2) Betalingseffecten
Grondstofgeld is een soort geld dat als een goed cadeau wordt beschouwd. Terwijl fiatgeld een toekomstige verplichting is, omdat het simpelweg een belofte is om in de toekomst te betalen. Er wordt nooit betaald als het gaat om fiat geld, in plaats daarvan wordt het alleen gelost. Maar grondstoffengeld maakt de transactie compleet. In een commodity-monetair systeem wordt de laatste betaling altijd verricht in de vorm van een goed dat als geld in de transactie wordt gebruikt. De grondstof wordt gebruikt als een eindbetaling omdat er geen verplichting is en het ontvangen van de grondstof in de betaling alle verdere verplichtingen beëindigt.
Fiat-geld is een papieren geld en het vertegenwoordigt niets anders dan een belofte of een verplichting. In een fiat-monetair systeem vindt de laatste betaling nooit plaats omdat een transactie wordt uitgevoerd met een belofte, een verklaring of een verplichting die iets anders verschuldigd is. Hier is de monetaire eenheid een juridische fictie. Het is niet tastbaar en heeft geen gedefinieerde maateenheid.

3) Overheidsinterventie
De hoeveelheid geld is niet onderhevig aan overheidsmanipulatie onder grondstofgeldsystemen zoals de zilver- of goudstandaard, omdat het een waarde van zichzelf heeft die onafhankelijk is van zijn monetaire gebruik. Aan de andere kant behouden de regeringen de controle over het geld onder een fiat-monetair systeem en kunnen ze het aanbod van geld veranderen wanneer ze politieke overwegingen willen..

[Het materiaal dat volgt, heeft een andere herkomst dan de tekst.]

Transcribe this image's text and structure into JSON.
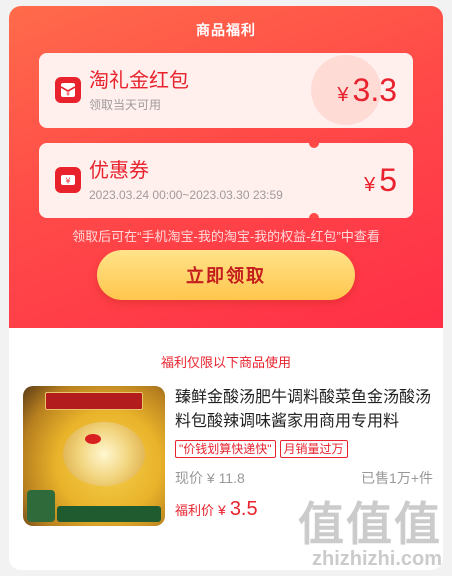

4) Bepalen van de hoeveelheid
In een commodity-monetair systeem, zoals de goudstandaard, bepalen marktkrachten de hoeveelheid goud die wordt gemunt. Het grote publiek beslist over het aantal gouden munten dat ze nodig hebben door de hoeveelheid goud die in de munt is gebracht voor het munten en door het aantal gouden munten dat gesmolten is voor andere gebruiken. Daarom kan worden gezegd dat de waarde van grondstoffengeld wordt bepaald door de wijsheid en kennis van alle mensen die de geldvoorraad reguleren.

In het geval van het fiat-monetaire systeem is het monetaire beleid van de overheid vereist om de hoeveelheid fiat-geld te reguleren. Voor de ontwikkeling van dit beleid is een deskundigenoordeel vereist om de gewenste doelen te bereiken. Het beleid is echter volledig gebaseerd op het persoonlijke waardeoordeel van deze experts en als het beleid eenmaal is afgerond, zijn regeringsstrijdkrachten verplicht om dit beleid te implementeren..

5) Aard van de valuta
Fiat-geld is een politieke valuta omdat de politieke behoefte bepalend is voor de hoeveelheid. Het is direct verbonden met de overheidsschuld, zelfs als het rechtstreeks wordt uitgegeven door de overheid en rentevrij is. Overwegende dat grondstoffengeld een economische valuta is en dat de hoeveelheid ervan wordt bepaald door de behoeften van de economie, aangezien het verband houdt met de productie van echte goederen en diensten.

6) Bepaling van de waarde
Onder een fiat-monetair systeem zijn de regeringen in staat om het monopolie op geld te verwerven en door hun monopolistische controle over geld te gebruiken; ze kunnen opblazen tot het geld helemaal waardeloos is. Met grondstoffengeld wordt de waarde van het warengeld bepaald door de productie van grondstoffen.

Er kan echter worden gezegd dat fiatgeld in eerste instantie afhankelijk is van grondstoffengeld voor zijn waarde omdat iets alleen als ruilmiddel wordt geëist als het een bestaande ruilvraag heeft. Daarom groeit fiatgeld uit het grondstoffenmuntensysteem en is het gebaseerd op het fenomeen dat de macht van de overheid waarde biedt aan een stuk papier dat niet zijn eigen intrinsieke waarde heeft.